Contributing to the quality assurance of Regional Climate Models

Tuesday, June 8, 2021

Recently, the Copernicus Climate Data Store has made available all the 14 domains of the CORDEX: an international initiative to produce regional climate projections. This is a huge milestone, since regional climate models provide higher resolution than global climate models (~11km in European regions and ~22Km over other domains). Therefore, they yield more detail to inform climate mitigation and adaptation efforts at a local level. However, this breakthrough is not as easy as merely republishing the data from CORDEX into the CDS. We know because we have been involved in part of this process, through the C3S_34d contract and in collaboration with the Santander Meteorology Group of the Institute of Physics of Cantabria and the Spanish National Research Council,  IPSL (France), and SMHI (Sweden).

All domains of CORDEX | CORDEX

CORDEX splits the world into 14 different domains in order to run the regional climate models for each of the areas. The C3S_34d project took care of curating 12 out of the 14 domains of CORDEX: North America, Central America, South America, Africa, East Asia, South Asia, Southeast Asia, Australasia, Arctic and Antarctica). This curation made available for the public the climate data in one place, while taking care as well of the quality control of the climate projection data.

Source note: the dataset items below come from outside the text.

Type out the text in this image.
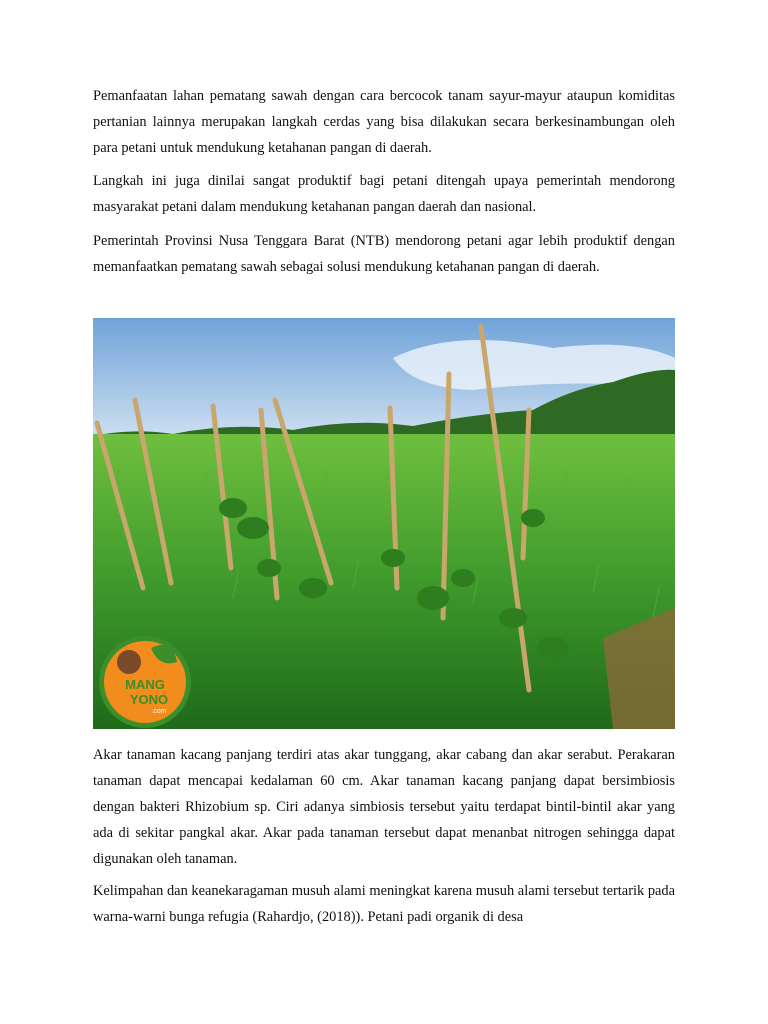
Pemanfaatan lahan pematang sawah dengan cara bercocok tanam sayur-mayur ataupun komiditas pertanian lainnya merupakan langkah cerdas yang bisa dilakukan secara berkesinambungan oleh para petani untuk mendukung ketahanan pangan di daerah.

Langkah ini juga dinilai sangat produktif bagi petani ditengah upaya pemerintah mendorong masyarakat petani dalam mendukung ketahanan pangan daerah dan nasional.

Pemerintah Provinsi Nusa Tenggara Barat (NTB) mendorong petani agar lebih produktif dengan memanfaatkan pematang sawah sebagai solusi mendukung ketahanan pangan di daerah.

MANG
YONO
.com

Akar tanaman kacang panjang terdiri atas akar tunggang, akar cabang dan akar serabut. Perakaran tanaman dapat mencapai kedalaman 60 cm. Akar tanaman kacang panjang dapat bersimbiosis dengan bakteri Rhizobium sp. Ciri adanya simbiosis tersebut yaitu terdapat bintil-bintil akar yang ada di sekitar pangkal akar. Akar pada tanaman tersebut dapat menanbat nitrogen sehingga dapat digunakan oleh tanaman.

Kelimpahan dan keanekaragaman musuh alami meningkat karena musuh alami tersebut tertarik pada warna-warni bunga refugia (Rahardjo, (2018)). Petani padi organik di desa
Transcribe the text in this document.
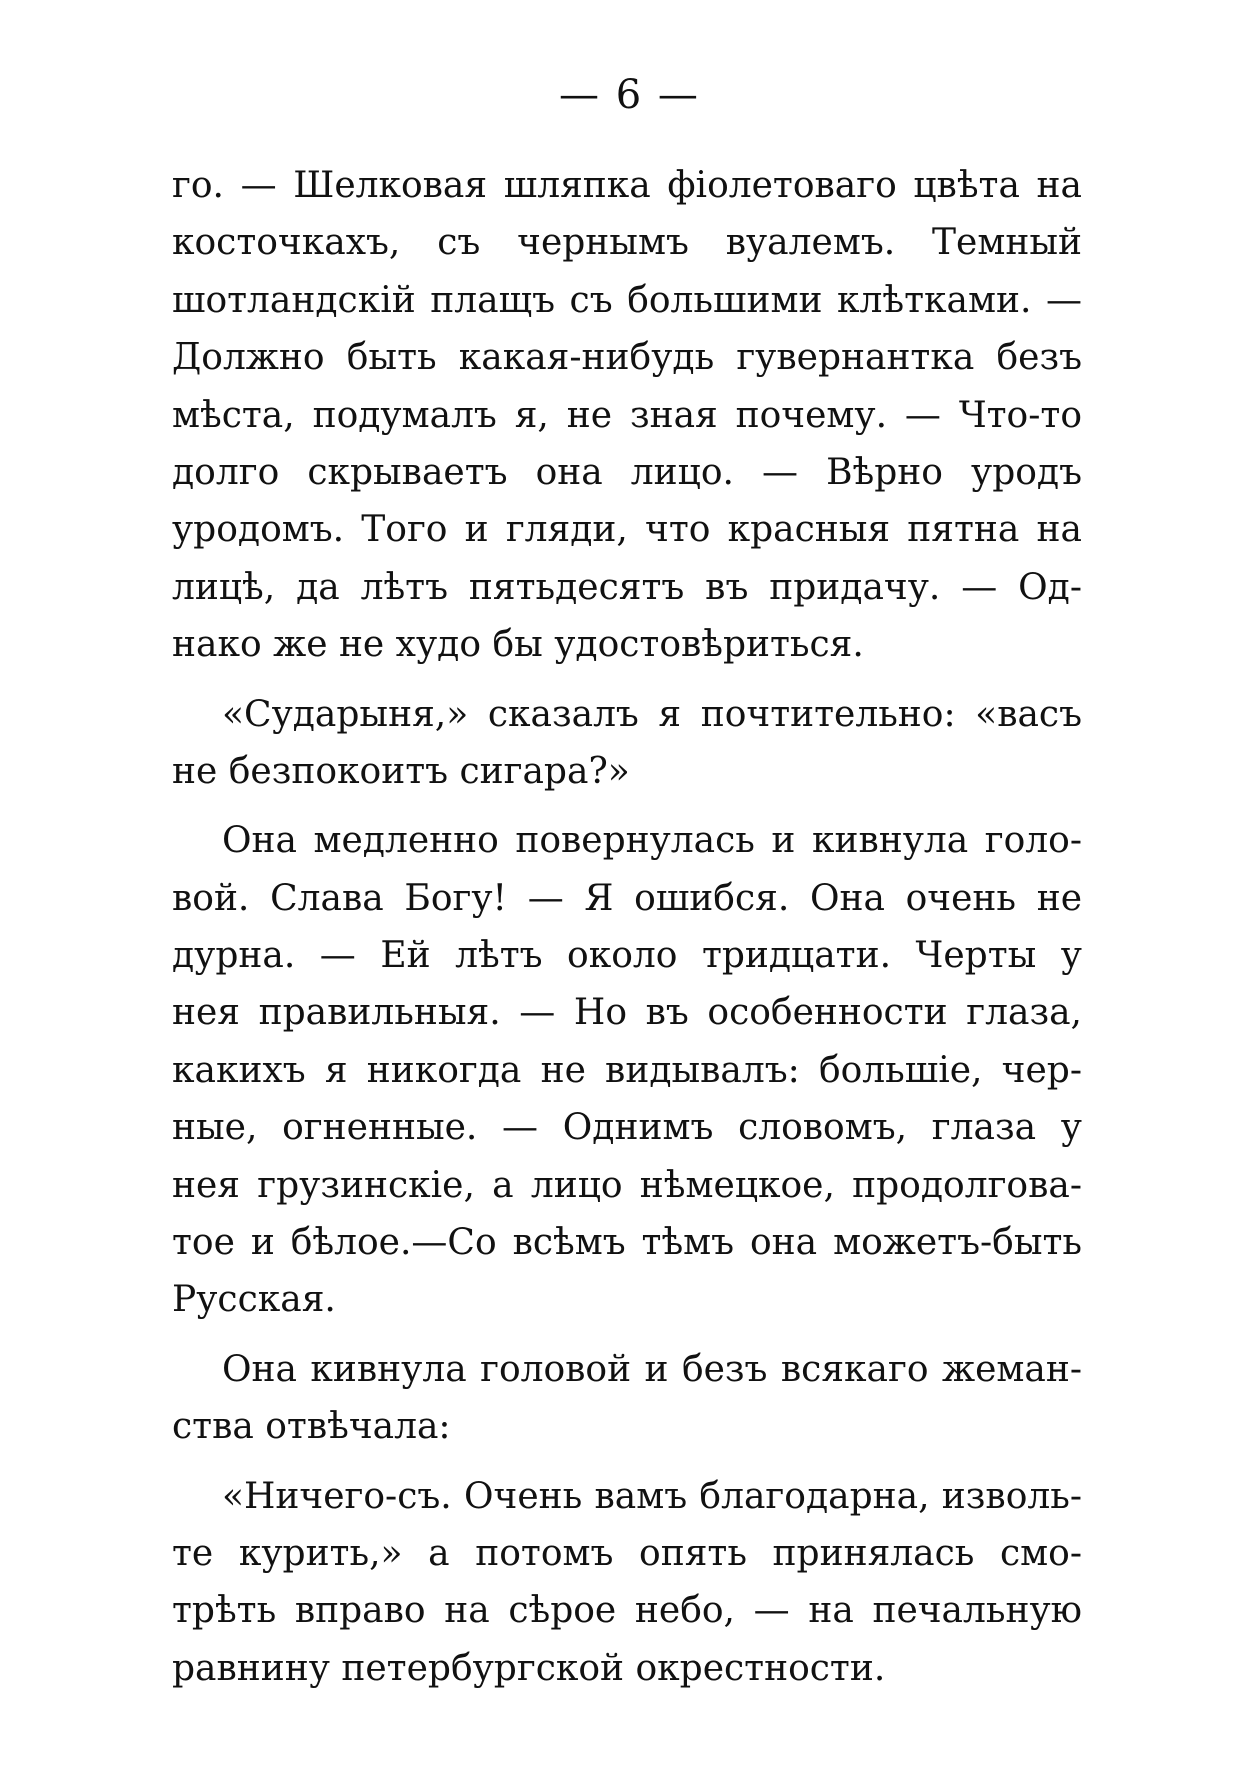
— 6 —
го. — Шелковая шляпка фіолетоваго цвѣта на
косточкахъ, съ чернымъ вуалемъ. Темный
шотландскій плащъ съ большими клѣтками. —
Должно быть какая-нибудь гувернантка безъ
мѣста, подумалъ я, не зная почему. — Что-то
долго скрываетъ она лицо. — Вѣрно уродъ
уродомъ. Того и гляди, что красныя пятна на
лицѣ, да лѣтъ пятьдесятъ въ придачу. — Од-
нако же не худо бы удостовѣриться.
«Сударыня,» сказалъ я почтительно: «васъ
не безпокоитъ сигара?»
Она медленно повернулась и кивнула голо-
вой. Слава Богу! — Я ошибся. Она очень не
дурна. — Ей лѣтъ около тридцати. Черты у
нея правильныя. — Но въ особенности глаза,
какихъ я никогда не видывалъ: большіе, чер-
ные, огненные. — Однимъ словомъ, глаза у
нея грузинскіе, а лицо нѣмецкое, продолгова-
тое и бѣлое.—Со всѣмъ тѣмъ она можетъ-быть
Русская.
Она кивнула головой и безъ всякаго жеман-
ства отвѣчала:
«Ничего-съ. Очень вамъ благодарна, изволь-
те курить,» а потомъ опять принялась смо-
трѣть вправо на сѣрое небо, — на печальную
равнину петербургской окрестности.
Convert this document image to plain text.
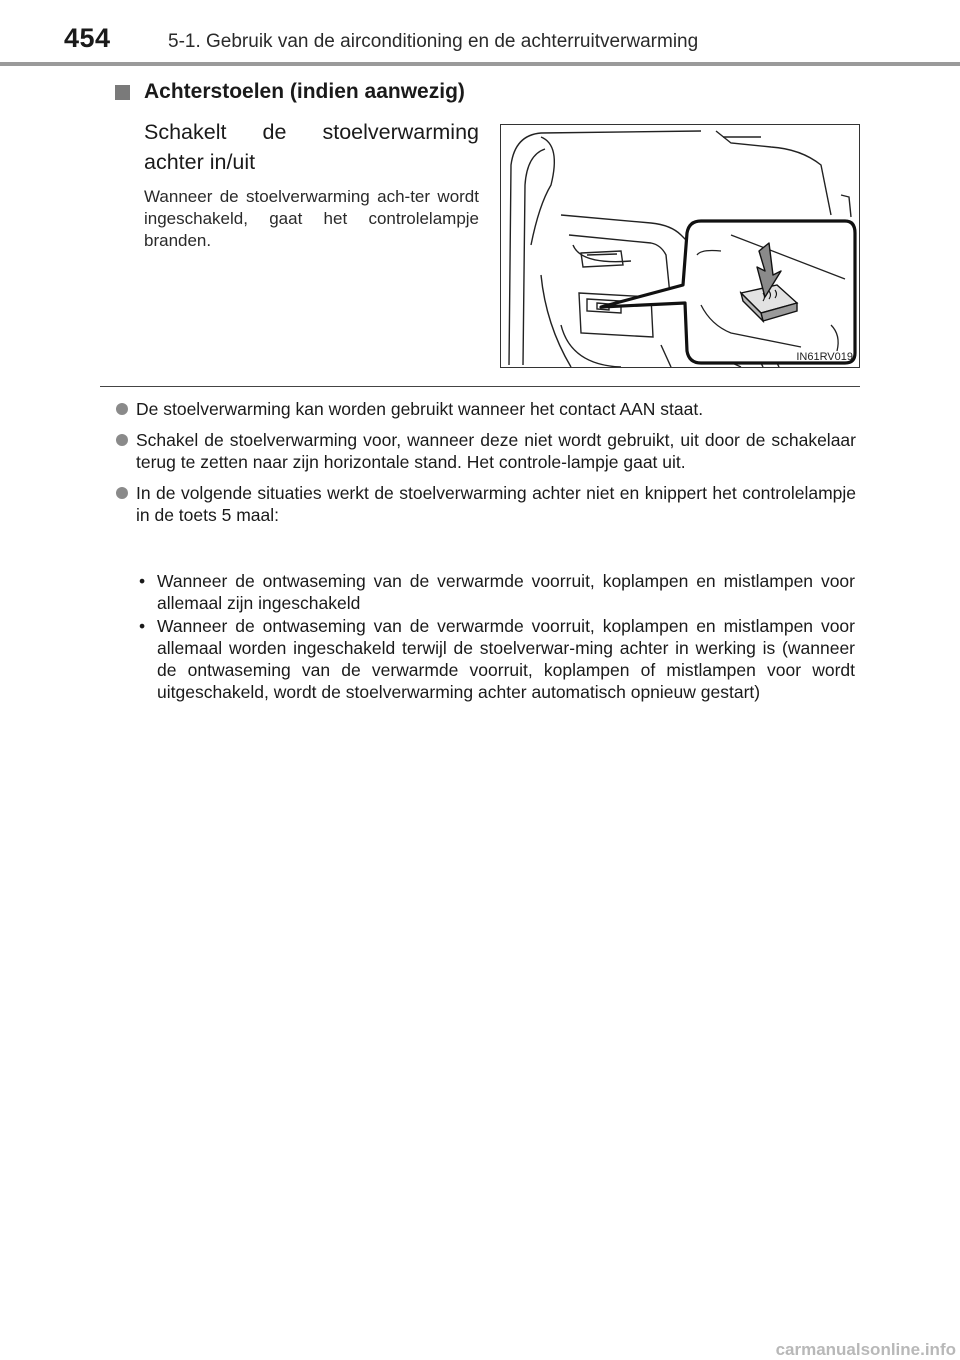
454	5-1. Gebruik van de airconditioning en de achterruitverwarming
Achterstoelen (indien aanwezig)
Schakelt de stoelverwarming achter in/uit
Wanneer de stoelverwarming ach-ter wordt ingeschakeld, gaat het controlelampje branden.
IN61RV019
De stoelverwarming kan worden gebruikt wanneer het contact AAN staat.
Schakel de stoelverwarming voor, wanneer deze niet wordt gebruikt, uit door de schakelaar terug te zetten naar zijn horizontale stand. Het controle-lampje gaat uit.
In de volgende situaties werkt de stoelverwarming achter niet en knippert het controlelampje in de toets 5 maal:
• Wanneer de ontwaseming van de verwarmde voorruit, koplampen en mistlampen voor allemaal zijn ingeschakeld
• Wanneer de ontwaseming van de verwarmde voorruit, koplampen en mistlampen voor allemaal worden ingeschakeld terwijl de stoelverwar-ming achter in werking is (wanneer de ontwaseming van de verwarmde voorruit, koplampen of mistlampen voor wordt uitgeschakeld, wordt de stoelverwarming achter automatisch opnieuw gestart)
carmanualsonline.info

At Predictia, our work has tackled the quality control and validation of several CORDEX domains: North America, South America, Arctic and Africa. Each one of them in two different resolutions: 0.22º and 0.44º. Among other things, this included:

  • Validating the integration of the data in the CDS, by checking the catalogue completeness response and retrieval time
  • Quality assurance of the data integrity and properties by using state-of-the-art software packages such as Xarray.
  • Checking the integration ofthe data within the CDS toolbox.